The tour ended in another large hall where there was a state of the art conference hall and large restaurant, all over 100m below the surface! We were told that, included in the ticket, there was an optional tour of the museum with the same English-speaking guide that would leave in 15 minutes time – we were the only two people out of the 40 people on the tour to take up the offer. The museum was fascinating with exhibits such as samples of crystallised salt (including a blue and white sample of pure salt, the colour resulting from a distortion in the crystal structure); the narrow gauge railway used to transport royalty and visiting dignitaries; models of the mine and a number of huge horse-powered winding mechanisms. The museum is on the third level at 135m and is the lowest part of the mine open to the public, but the mine actually reaches a level of 327m at its deepest part. As we had the guide all to ourselves, we were able to chat about lots of subjects as we wandered through the tunnels. I asked about the number of employees and was told that there were 700 – a similar number to Foster Yeoman that ran two quarries producing over 5 million tonnes of rock each per annum! Given that the mine is no longer producing, I found this rather surprising although it did help to explain the £13 ticket price. There was an army of cleaners (the whole of the tourist route was cleaned every day and we saw a number of cleaners in the museum) and the mine, even the areas not visited, had to be maintained but I was still struggling with the concept of 700 employees. Our guide took us to the lift cage that took us rapidly back to the surface. Our visit lasted for a total of over three hours and was actually good value for money even though it was the most expensive attraction that we have visited on the Odyssey.
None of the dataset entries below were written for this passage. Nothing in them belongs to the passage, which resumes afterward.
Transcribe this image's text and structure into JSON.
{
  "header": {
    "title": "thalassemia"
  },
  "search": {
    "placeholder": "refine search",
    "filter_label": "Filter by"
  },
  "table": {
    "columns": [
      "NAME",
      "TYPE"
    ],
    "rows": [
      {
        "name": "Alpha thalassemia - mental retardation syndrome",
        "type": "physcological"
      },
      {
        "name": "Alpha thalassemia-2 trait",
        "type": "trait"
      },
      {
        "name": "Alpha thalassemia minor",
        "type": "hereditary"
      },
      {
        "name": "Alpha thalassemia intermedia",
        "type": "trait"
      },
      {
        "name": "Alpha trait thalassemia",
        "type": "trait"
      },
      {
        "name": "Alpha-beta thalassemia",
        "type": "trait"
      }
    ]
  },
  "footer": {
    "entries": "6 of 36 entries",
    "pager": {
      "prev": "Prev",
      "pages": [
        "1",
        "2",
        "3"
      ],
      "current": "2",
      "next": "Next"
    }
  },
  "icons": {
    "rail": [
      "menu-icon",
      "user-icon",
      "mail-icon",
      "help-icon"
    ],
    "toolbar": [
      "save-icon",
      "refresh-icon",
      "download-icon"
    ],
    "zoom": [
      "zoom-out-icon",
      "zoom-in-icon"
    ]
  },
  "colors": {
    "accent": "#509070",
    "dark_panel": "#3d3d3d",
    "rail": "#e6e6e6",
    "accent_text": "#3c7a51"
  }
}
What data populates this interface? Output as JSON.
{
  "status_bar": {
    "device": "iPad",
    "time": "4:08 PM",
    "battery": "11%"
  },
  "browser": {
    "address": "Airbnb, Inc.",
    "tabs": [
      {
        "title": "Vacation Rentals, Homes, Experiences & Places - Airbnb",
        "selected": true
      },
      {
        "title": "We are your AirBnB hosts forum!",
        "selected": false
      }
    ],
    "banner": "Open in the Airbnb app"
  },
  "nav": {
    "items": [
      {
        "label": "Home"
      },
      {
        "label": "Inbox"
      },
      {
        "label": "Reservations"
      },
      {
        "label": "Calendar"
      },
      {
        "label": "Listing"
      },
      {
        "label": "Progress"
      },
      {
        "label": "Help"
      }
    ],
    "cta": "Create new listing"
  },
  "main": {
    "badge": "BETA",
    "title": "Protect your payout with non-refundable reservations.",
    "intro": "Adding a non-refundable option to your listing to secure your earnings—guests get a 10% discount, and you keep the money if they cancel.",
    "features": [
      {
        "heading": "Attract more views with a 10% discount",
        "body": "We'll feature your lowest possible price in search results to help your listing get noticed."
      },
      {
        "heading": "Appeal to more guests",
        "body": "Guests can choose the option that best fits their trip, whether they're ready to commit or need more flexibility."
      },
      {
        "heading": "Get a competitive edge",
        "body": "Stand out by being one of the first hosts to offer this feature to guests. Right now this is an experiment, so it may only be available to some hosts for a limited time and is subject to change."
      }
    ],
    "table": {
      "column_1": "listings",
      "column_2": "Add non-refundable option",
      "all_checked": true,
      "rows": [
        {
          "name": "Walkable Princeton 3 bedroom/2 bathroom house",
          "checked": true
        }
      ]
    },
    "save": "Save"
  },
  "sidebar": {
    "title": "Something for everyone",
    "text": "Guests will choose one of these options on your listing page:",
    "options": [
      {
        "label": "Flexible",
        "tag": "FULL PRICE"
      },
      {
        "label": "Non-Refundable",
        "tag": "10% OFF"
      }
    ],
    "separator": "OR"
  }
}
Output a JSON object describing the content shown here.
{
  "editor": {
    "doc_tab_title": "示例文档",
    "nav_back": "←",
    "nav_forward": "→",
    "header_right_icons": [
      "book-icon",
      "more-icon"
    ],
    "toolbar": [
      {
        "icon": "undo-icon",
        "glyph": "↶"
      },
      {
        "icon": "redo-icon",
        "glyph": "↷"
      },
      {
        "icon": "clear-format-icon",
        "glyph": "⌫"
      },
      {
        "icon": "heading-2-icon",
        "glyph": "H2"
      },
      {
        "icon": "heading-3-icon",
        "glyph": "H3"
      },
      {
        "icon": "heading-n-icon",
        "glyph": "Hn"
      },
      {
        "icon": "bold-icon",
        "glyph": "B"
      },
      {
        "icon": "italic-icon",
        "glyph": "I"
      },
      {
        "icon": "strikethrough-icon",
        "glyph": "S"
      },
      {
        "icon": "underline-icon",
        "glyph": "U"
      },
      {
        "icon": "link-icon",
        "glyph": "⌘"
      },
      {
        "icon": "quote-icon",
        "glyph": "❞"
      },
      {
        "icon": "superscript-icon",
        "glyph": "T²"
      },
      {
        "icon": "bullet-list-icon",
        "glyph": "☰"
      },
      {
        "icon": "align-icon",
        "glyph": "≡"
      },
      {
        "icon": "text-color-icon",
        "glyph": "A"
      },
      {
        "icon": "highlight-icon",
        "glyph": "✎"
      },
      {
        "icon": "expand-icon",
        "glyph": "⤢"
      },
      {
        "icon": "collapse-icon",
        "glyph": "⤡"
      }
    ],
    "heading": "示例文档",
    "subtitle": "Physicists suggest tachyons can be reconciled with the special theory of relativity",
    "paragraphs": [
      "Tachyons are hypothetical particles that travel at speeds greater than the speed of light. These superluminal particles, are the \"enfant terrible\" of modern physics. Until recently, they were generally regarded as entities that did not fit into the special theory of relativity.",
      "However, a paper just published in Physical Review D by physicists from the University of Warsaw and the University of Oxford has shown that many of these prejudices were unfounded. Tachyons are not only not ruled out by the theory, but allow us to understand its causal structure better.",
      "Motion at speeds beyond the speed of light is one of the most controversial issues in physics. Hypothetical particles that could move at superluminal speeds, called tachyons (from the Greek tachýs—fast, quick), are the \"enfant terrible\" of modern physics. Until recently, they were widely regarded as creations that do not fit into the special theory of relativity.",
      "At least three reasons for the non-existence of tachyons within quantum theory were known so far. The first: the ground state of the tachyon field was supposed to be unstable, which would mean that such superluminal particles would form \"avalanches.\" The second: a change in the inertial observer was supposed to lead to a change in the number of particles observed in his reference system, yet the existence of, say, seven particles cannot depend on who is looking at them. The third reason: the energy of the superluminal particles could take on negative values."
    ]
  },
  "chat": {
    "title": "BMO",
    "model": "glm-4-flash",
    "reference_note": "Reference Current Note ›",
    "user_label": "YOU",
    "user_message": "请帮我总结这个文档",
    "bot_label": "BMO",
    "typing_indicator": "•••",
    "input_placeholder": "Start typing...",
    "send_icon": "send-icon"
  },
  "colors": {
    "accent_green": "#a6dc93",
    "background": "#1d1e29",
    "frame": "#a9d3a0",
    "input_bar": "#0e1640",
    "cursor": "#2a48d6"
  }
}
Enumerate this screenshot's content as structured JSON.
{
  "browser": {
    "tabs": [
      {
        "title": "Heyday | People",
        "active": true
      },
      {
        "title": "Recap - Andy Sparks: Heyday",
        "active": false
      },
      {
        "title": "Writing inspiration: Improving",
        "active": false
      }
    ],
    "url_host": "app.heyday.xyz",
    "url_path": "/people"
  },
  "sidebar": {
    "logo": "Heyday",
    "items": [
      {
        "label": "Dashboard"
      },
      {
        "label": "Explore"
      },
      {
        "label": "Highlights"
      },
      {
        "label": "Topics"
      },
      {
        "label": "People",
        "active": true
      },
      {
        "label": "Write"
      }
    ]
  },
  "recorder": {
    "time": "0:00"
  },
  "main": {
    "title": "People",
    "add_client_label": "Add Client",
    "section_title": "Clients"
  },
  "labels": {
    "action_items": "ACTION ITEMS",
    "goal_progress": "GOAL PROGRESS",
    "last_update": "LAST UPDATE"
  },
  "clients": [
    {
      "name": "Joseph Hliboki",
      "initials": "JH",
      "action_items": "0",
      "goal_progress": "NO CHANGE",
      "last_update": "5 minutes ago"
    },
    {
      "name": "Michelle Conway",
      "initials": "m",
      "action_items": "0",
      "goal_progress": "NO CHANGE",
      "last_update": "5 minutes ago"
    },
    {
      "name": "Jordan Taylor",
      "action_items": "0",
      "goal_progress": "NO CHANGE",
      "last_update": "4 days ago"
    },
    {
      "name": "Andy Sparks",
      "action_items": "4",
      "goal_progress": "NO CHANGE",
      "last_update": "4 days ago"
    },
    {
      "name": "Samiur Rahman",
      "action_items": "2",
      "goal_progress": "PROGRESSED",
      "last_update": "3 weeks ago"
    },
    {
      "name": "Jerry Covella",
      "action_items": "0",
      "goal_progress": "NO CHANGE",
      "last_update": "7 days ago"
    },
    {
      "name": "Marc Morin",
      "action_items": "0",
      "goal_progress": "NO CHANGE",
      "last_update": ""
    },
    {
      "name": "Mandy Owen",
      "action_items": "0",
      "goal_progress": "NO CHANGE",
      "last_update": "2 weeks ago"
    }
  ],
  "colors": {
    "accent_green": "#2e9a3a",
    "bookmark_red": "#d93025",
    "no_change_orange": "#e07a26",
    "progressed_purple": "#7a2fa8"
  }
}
We had a surprisingly easy drive through Krakow to our campsite that was on the eastern outskirts of the city. Camping Smok is set on a hill but has level pitches and very good facilities. The site is sprinkled with apple trees and, having been guided to a pitch under two trees, we were sprinkled with apples. Actually, 'bombarded' might be a better description, as they made a terrific noise when they fell on the van, especially on the bonnet where the greater drop allowed them to reach a higher speed. I thought about suing the campsite owners if they created any dents in Henrietta but in the end I decided just to eat the apples.
Photos: Some of the skansen buildings at Pastewnik Camping; One of the many salt sculptures in the mine; The very impressive King's Chapel; The train main for the King and subsequently used to transport important visitors, sadly not including us!